🍃 life must go on

Sabar dikitttttt 🤸‍♂️

“Mbak overthinking tau,” ujar Wendi, akhirnya bisa napas lega setelah dengar pengakuan Soraya yang selebihnya hanyalah karangan gadis itu demi menutupi perasaannya. Untung Mbak Wendi percaya atau mungkin perempuan satu ini tidak begitu memerhatikan keanehan dua orang itu dalam satu ruangan. “Tadinya ngira kalian ada apa-apa soalnya Mas Tian tuh, gak pernah lepas tangan bukti lapas yang belum rampung.”

Kata-kata Mbak Wendi ini mengisyaratkan betapa ia sangat menghormati sosok Sebastian Fernando, seniornya di Divisi Editorial Sastra sebelum pindah ke divisi proofreading, terlepas dari sifatnya yang kelewat kritis sebenarnya Tian adalah sosok baik dan enak jika dijadikan partner diskusi sastra.

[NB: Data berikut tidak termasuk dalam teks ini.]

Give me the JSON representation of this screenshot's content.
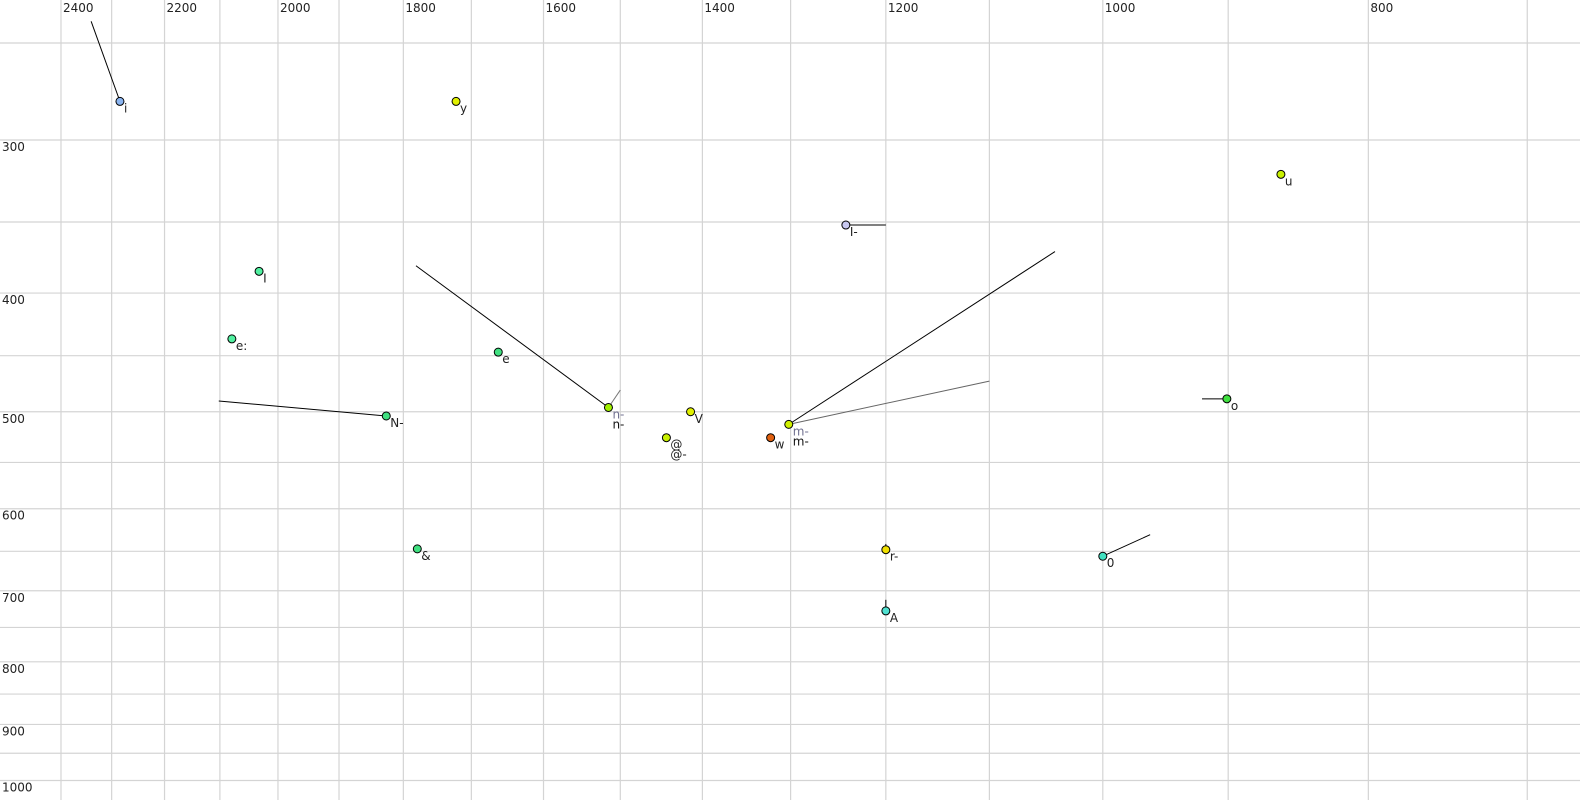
{
  "chart_data": {
    "type": "scatter",
    "title": "",
    "xlabel": "",
    "ylabel": "",
    "x_scale": "log",
    "y_scale": "log",
    "x_reversed": true,
    "xlim": [
      2400,
      680
    ],
    "ylim": [
      250,
      1000
    ],
    "grid": true,
    "x_gridlines": [
      2400,
      2300,
      2200,
      2100,
      2000,
      1900,
      1800,
      1700,
      1600,
      1500,
      1400,
      1300,
      1200,
      1100,
      1000,
      900,
      800,
      700
    ],
    "y_gridlines": [
      250,
      300,
      350,
      400,
      450,
      500,
      550,
      600,
      650,
      700,
      750,
      800,
      850,
      900,
      950,
      1000
    ],
    "x_tick_labels": [
      "2400",
      "2200",
      "2000",
      "1800",
      "1600",
      "1400",
      "1200",
      "1000",
      "800"
    ],
    "y_tick_labels": [
      "300",
      "400",
      "500",
      "600",
      "700",
      "800",
      "900",
      "1000"
    ],
    "points": [
      {
        "labels": [
          {
            "text": "i",
            "color": "#222222"
          }
        ],
        "f2": 2284,
        "f1": 279,
        "color": "#8ab4f0",
        "tracks": [
          {
            "to": [
              2340,
              240
            ],
            "color": "#000000"
          }
        ]
      },
      {
        "labels": [
          {
            "text": "y",
            "color": "#222222"
          }
        ],
        "f2": 1722,
        "f1": 279,
        "color": "#e0f000",
        "tracks": []
      },
      {
        "labels": [
          {
            "text": "u",
            "color": "#222222"
          }
        ],
        "f2": 861,
        "f1": 320,
        "color": "#c8f000",
        "tracks": []
      },
      {
        "labels": [
          {
            "text": "I-",
            "color": "#222222"
          }
        ],
        "f2": 1241,
        "f1": 352,
        "color": "#c8c8f0",
        "tracks": [
          {
            "to": [
              1200,
              352
            ],
            "color": "#000000"
          }
        ]
      },
      {
        "labels": [
          {
            "text": "I",
            "color": "#222222"
          }
        ],
        "f2": 2032,
        "f1": 384,
        "color": "#50f0a0",
        "tracks": []
      },
      {
        "labels": [
          {
            "text": "e:",
            "color": "#222222"
          }
        ],
        "f2": 2079,
        "f1": 436,
        "color": "#50f0a0",
        "tracks": []
      },
      {
        "labels": [
          {
            "text": "e",
            "color": "#222222"
          }
        ],
        "f2": 1662,
        "f1": 447,
        "color": "#40e080",
        "tracks": []
      },
      {
        "labels": [
          {
            "text": "N-",
            "color": "#222222"
          }
        ],
        "f2": 1826,
        "f1": 504,
        "color": "#40e080",
        "tracks": [
          {
            "to": [
              2102,
              490
            ],
            "color": "#000000"
          }
        ]
      },
      {
        "labels": [
          {
            "text": "n-",
            "color": "#707090"
          },
          {
            "text": "n-",
            "color": "#111111"
          }
        ],
        "f2": 1515,
        "f1": 496,
        "color": "#a0f000",
        "tracks": [
          {
            "to": [
              1781,
              380
            ],
            "color": "#000000"
          },
          {
            "to": [
              1500,
              480
            ],
            "color": "#777777"
          }
        ]
      },
      {
        "labels": [
          {
            "text": "V",
            "color": "#222222"
          }
        ],
        "f2": 1414,
        "f1": 500,
        "color": "#e0f000",
        "tracks": []
      },
      {
        "labels": [
          {
            "text": "@",
            "color": "#222222"
          },
          {
            "text": "@-",
            "color": "#222222"
          }
        ],
        "f2": 1443,
        "f1": 525,
        "color": "#c8f000",
        "tracks": []
      },
      {
        "labels": [
          {
            "text": "w",
            "color": "#222222"
          }
        ],
        "f2": 1322,
        "f1": 525,
        "color": "#e06010",
        "tracks": []
      },
      {
        "labels": [
          {
            "text": "m-",
            "color": "#707090"
          },
          {
            "text": "m-",
            "color": "#111111"
          }
        ],
        "f2": 1302,
        "f1": 512,
        "color": "#d0f000",
        "tracks": [
          {
            "to": [
              1041,
              370
            ],
            "color": "#000000"
          },
          {
            "to": [
              1100,
              472
            ],
            "color": "#666666"
          }
        ]
      },
      {
        "labels": [
          {
            "text": "o",
            "color": "#222222"
          }
        ],
        "f2": 901,
        "f1": 488,
        "color": "#40e040",
        "tracks": [
          {
            "to": [
              920,
              488
            ],
            "color": "#000000"
          }
        ]
      },
      {
        "labels": [
          {
            "text": "&",
            "color": "#222222"
          }
        ],
        "f2": 1779,
        "f1": 647,
        "color": "#40e080",
        "tracks": []
      },
      {
        "labels": [
          {
            "text": "r-",
            "color": "#222222"
          }
        ],
        "f2": 1200,
        "f1": 648,
        "color": "#f0e000",
        "tracks": [
          {
            "to": [
              1200,
              641
            ],
            "color": "#000000"
          }
        ]
      },
      {
        "labels": [
          {
            "text": "0",
            "color": "#222222"
          }
        ],
        "f2": 1000,
        "f1": 656,
        "color": "#40e0c0",
        "tracks": [
          {
            "to": [
              961,
              630
            ],
            "color": "#000000"
          }
        ]
      },
      {
        "labels": [
          {
            "text": "A",
            "color": "#222222"
          }
        ],
        "f2": 1200,
        "f1": 727,
        "color": "#50e0d0",
        "tracks": [
          {
            "to": [
              1200,
              712
            ],
            "color": "#000000"
          }
        ]
      }
    ]
  }
}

Disamping Mbak Wendi yang lega karena praduganya salah sasaran, Soraya yang udah kelewat panik mengira Mbak Wendi tahu sesuatu yang belum dia ketahui sehingga ia mencemaskan sesuatu itu akan merusak namanya sebagai Soraya Saraswati pemilik nama pena Saya. Dia khawatir hal buruk akan menimpanya dan penyebabnya tak lain karena Soraya merasa pernah suka Tian—atau memang masih suka.

Agak aneh sebetulnya, toh buat apa Soraya tadi panik ketika mendapatkan pernyataan itu sementara hubungannya sama Mas Tian emang enggak ada yang special selain korektor dan penulis.

“Emang Mas Tian enggak kasih tahu alasannya, Mbak?” Sekadar basa-basi, aslinya dia sekadar pengen tahu alasan Tian yang memilih bersikap tidak profesional itu.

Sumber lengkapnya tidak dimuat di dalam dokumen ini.